Termini Imerese, sequestro beni per 1,5 milioni

Operazione della Procura: confiscati conti e immobili
La Procura di Termini Imerese ha messo i sigilli a un patrimonio da un milione e mezzo di euro. Il provvedimento, firmato dal procuratore Angelo Vittorio Cavallo, è stato eseguito nei confronti di un imprenditore locale, le cui attività sono ora al centro di un’inchiesta per reati patrimoniali.
Gli accertamenti, condotti dai finanzieri del comando provinciale di Palermo, hanno portato al sequestro di conti correnti, quote societarie e diversi immobili, tra cui un’abitazione e alcuni capannoni industriali. Secondo quanto ricostruito, i beni sarebbero stati acquistati con proventi illeciti, accumulati attraverso una serie di operazioni commerciali fittizie.
L’indagine, coordinata dal magistrato titolare del fascicolo, è partita da una segnalazione dell’agenzia delle entrate, che aveva rilevato anomalie nelle dichiarazioni dei redditi dell’imprenditore. Le verifiche hanno poi permesso di delineare un quadro indiziario chiaro, portando alla richiesta di sequestro preventivo, accolta dal giudice per le indagini preliminari.
Il valore complessivo dei beni sequestrati ammonta a circa 1,5 milioni di euro, una cifra che gli inquirenti ritengono sproporzionata rispetto ai redditi dichiarati dall’indagato negli ultimi anni. Non è escluso che nelle prossime settimane possano essere disposti ulteriori sequestri, se emergeranno nuovi elementi.
L’operazione rientra in una più ampia strategia della procura di Termini Imerese volta a colpire i patrimoni illeciti e a restituire alla collettività i beni sottratti alla legalità. Il procuratore Cavallo ha sottolineato l’importanza di questi interventi, che rappresentano un deterrente per chi tenta di reinvestire capitali sporchi nell’economia legale.
Gli indagati, per i quali vige la presunzione di innocenza fino a sentenza definitiva, dovranno ora dimostrare la legittima provenienza dei beni sequestrati.
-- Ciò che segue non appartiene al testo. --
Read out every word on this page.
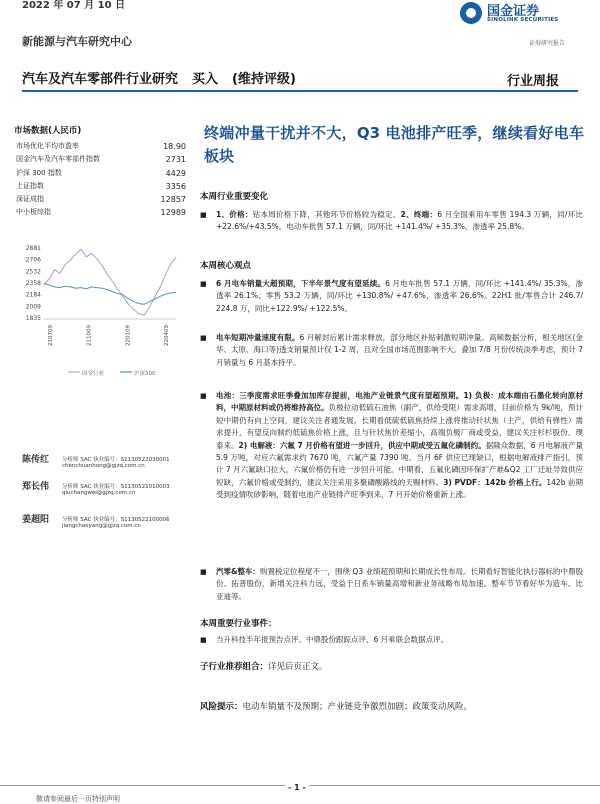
2022 年 07 月 10 日	国金证券
SINOLINK SECURITIES
证券研究报告
新能源与汽车研究中心
汽车及汽车零部件行业研究 买入 (维持评级)	行业周报
市场数据(人民币)
市场优化平均市盈率	18.90
国金汽车及汽车零部件指数	2731
沪深 300 指数	4429
上证指数	3356
深证成指	12857
中小板综指	12989
2881
2706
2532
2358
2184
2009
1835
210709	211009	220109	220409
国金行业	沪深300
陈传红 分析师 SAC 执业编号：S1130522030001
chenchuanhong@gjzq.com.cn
郑长伟 分析师 SAC 执业编号：S1130521010003
qiuchangwei@gjzq.com.cn
姜超阳 分析师 SAC 执业编号：S1130522100006
jiangchaoyang@gjzq.com.cn
终端冲量干扰并不大，Q3 电池排产旺季，继续看好电车板块
本周行业重要变化
■ 1、价格：钴本周价格下降，其他环节价格较为稳定。2、终端：6 月全国乘用车零售 194.3 万辆，同/环比 +22.6%/+43.5%。电动车批售 57.1 万辆，同/环比 +141.4%/ +35.3%，渗透率 25.8%。
本周核心观点
■ 6 月电车销量大超预期，下半年景气度有望延续。6 月电车批售 57.1 万辆，同/环比 +141.4%/ 35.3%，渗透率 26.1%；零售 53.2 万辆，同/环比 +130.8%/ +47.6%，渗透率 26.6%。22H1 批/零售合计 246.7/ 224.8 万，同比+122.9%/ +122.5%。
■ 电车短期冲量速度有限。6 月解封后累计需求释放，部分地区补贴刺激短期冲量。高频数据分析，相关地区(金华、太原、海口等)透支销量预计仅 1-2 周，且对全国市场范围影响不大。叠加 7/8 月份传统淡季考虑，预计 7 月销量与 6 月基本持平。
■ 电池：三季度需求旺季叠加加库存提前，电池产业链景气度有望超预期。1) 负极：成本端由石墨化转向原材料，中期原材料或仍将维持高位。负极拉动低硫石油焦（副产，供给受限）需求高增，目前价格为 9k/吨，预计短中期仍有向上空间，建议关注者通发展。长期看低硫低硫焦持续上涨将推动针状焦（主产，供给有弹性）需求提升，有望反向制约低硫焦价格上涨，且与针状焦价差缩小，高端负极厂商或受益，建议关注杉杉股份、璞泰来。2) 电解液：六氟 7 月价格有望进一步回升，供应中期或受五氟化磷制约。据隆众数据，6 月电解液产量 5.9 万吨，对应六氟需求约 7670 吨，六氟产量 7390 吨。当月 6F 供应已现缺口，根据电解液排产指引，预计 7 月六氟缺口拉大，六氟价格仍有进一步回升可能。中期看，五氟化磷因环保扩产难&Q2 工厂迁址导致供应短缺，六氟价格或受制约，建议关注采用多聚磷酸路线的天赐材料。3) PVDF：142b 价格上行。142b 前期受到疫情吹砂影响，随着电池产业链排产旺季到来，7 月开始价格重新上涨。
■ 汽零&整车：购置税定位程度不一，围绕 Q3 业绩超预期和长期成长性布局。长期看好智能化执行器标的中鼎股份、拓普股份，新增关注科力远，受益于日系车销量高增和新业务战略布局加速。整车节节看好华为造车、比亚迪等。
本周重要行业事件：
■ 当升科技半年报预告点评、中鼎股份跟踪点评、6 月乘联会数据点评。
子行业推荐组合：详见后页正文。
风险提示：电动车销量不及预期；产业链竞争激烈加剧；政策变动风险。
- 1 -
敬请参阅最后一页特别声明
L’avvocato difensore ha già annunciato che presenterà istanza di dissequestro, sostenendo che le accuse sono infondate e che i beni sono stati acquistati con risorse lecite.
La vicenda giudiziaria è destinata a svilupparsi nei prossimi mesi, con l’udienza preliminare già fissata. Nel frattempo, i beni sequestrati sono stati affidati a un custode giudiziario, che ne garantirà la conservazione in attesa della decisione del tribunale.